如何在 SWIG 中包装可变参数模板类的可变参数模板成员函数？

Question

I have a header file containing the definition of a variadic template, which also contains a few variadic templated member functions. Code snippets below have been significantly simplified and cut down for brevity:

#pragma once

template<typename T, typename ... CtorArgs>
class Foo {
public:
  Foo(CtorArgs... args) : _m(args...) {}

  template<typename ... Args>
  void DoSomething(Args... args) { _m.DoSomething(args...); }
private:
  T _m;
};

I then have another header defining a class to be used in a template specialization:

#pragma once

#include <string>
#include <iostream>

class Bar {
public:
  Bar(std::string const & a,
      std::string const & b) :
        m_strA(a),
        m_strB(b) {}

  void DoSomething(int const one, int const two) {
    std::cout << "Str A: " << m_strA << ", Str B: "<<  m_strB << ", ints: " << one << ", " << two << std::endl;
  }

private:
  std::string m_strA;
  std::string m_strB;
};

I would like to wrap the Foo specialization using SWIG, as well as its templated member function, so I can use them from a Lua script.

The problem I am encountering is that SWIG is not generating a wrapper for the DoSomething templated function as I expect.

After reading some of the SWIG documentation, I am aware that it is unable to use the %template directive with more than 1 substitution for the parameter pack arguments, so I have used %rename instead:

%module FooSwig
%include <std_string.i>

%{
#include "foo.hpp"
#include "bar.hpp"
%}

%include "foo.hpp"
%include "bar.hpp"

%rename(lua_foo) Foo<Bar, std::string const &, std::string const &>;
class Foo<Bar, std::string const &, std::string const &> {
public:
  Foo(std::string const &, std::string const &);

  template<typename ... Args>
  void DoSomething(Args... args);
private:
  Bar _m;
};

Using the %template directive doesn't work (as expected), as there are more than 1 parameters to substitute - I get the following from swig:

Error: Template 'DoSomething' undefined.

I imagine I need to get around this using %rename again, but I can't figure out how. I've tried the following:

%extend Foo<Bar, std::string const &, std::string const &>
{
  %rename(Do_Something) DoSomething<int const, int const>;
  void DoSomething(int const, int const);
}

And that does generate something, but the wrapper contains a symbol for a function that is undefined:

Foo_Sl_Bar_Sc_std_string_SS_const_SA__Sc_std_string_SS_const_SA__Sg__DoSomething(arg1,arg2,arg3);

instead of the expected call to a member function template, something along the lines of

(arg1)->SWIGTEMPLATEDISAMBIGUATOR DoSomething<int const, int const>(arg2, arg3);

I'm running out of things to try, and maybe one of you can help?

Some info about my environment: I'm using g++ 7.4.0, c++ 17 and SWIG 3.0.

Answer 1

I managed to get the wrapper generated and it works as expected.

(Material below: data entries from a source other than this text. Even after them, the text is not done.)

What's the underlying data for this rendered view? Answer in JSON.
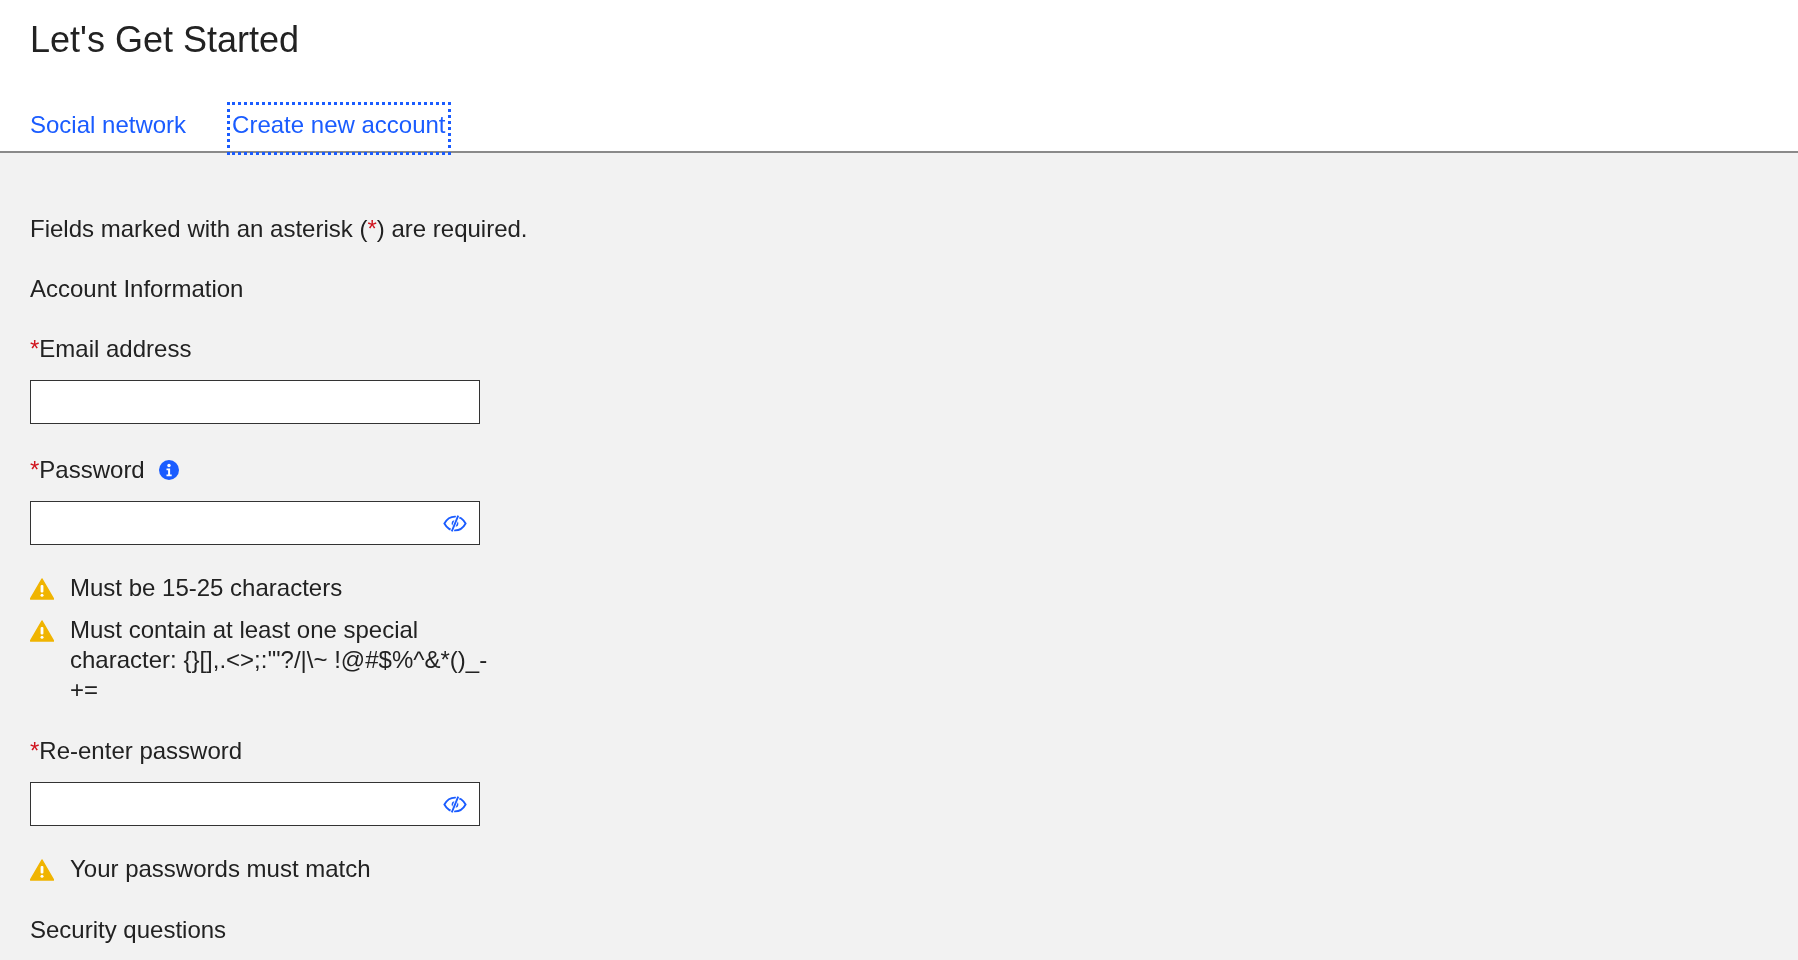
{
  "title": "Let's Get Started",
  "tabs": [
    {
      "label": "Social network",
      "selected": false
    },
    {
      "label": "Create new account",
      "selected": true
    }
  ],
  "note": {
    "before": "Fields marked with an asterisk (",
    "mark": "*",
    "after": ") are required."
  },
  "content": [
    {
      "kind": "heading",
      "text": "Account Information"
    },
    {
      "kind": "field",
      "label": "Email address",
      "required": true,
      "info": false,
      "reveal": false
    },
    {
      "kind": "field",
      "label": "Password",
      "required": true,
      "info": true,
      "reveal": true,
      "warnings": [
        "Must be 15-25 characters",
        "Must contain at least one special character: {}[],.<>;:'\"?/|\\~ !@#$%^&*()_-+="
      ]
    },
    {
      "kind": "field",
      "label": "Re-enter password",
      "required": true,
      "info": false,
      "reveal": true,
      "warnings": [
        "Your passwords must match"
      ]
    },
    {
      "kind": "heading",
      "text": "Security questions"
    }
  ]
}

This is a snippet of the old SWIG interface file:

...
  template<typename ... Args>
  void DoSomething(Args... args);
...

I replaced it with the following:

...
  void DoSomething(int const, int const);
...

However I am still curious to find out whether there is a better way to do it so any further info (or pointers to reading materials/source code) would be appreciated.

Answer 2

我提出的最佳解决方法是编写多个模板类，每个类用于不同数量的模板参数，因为通常它们并不多。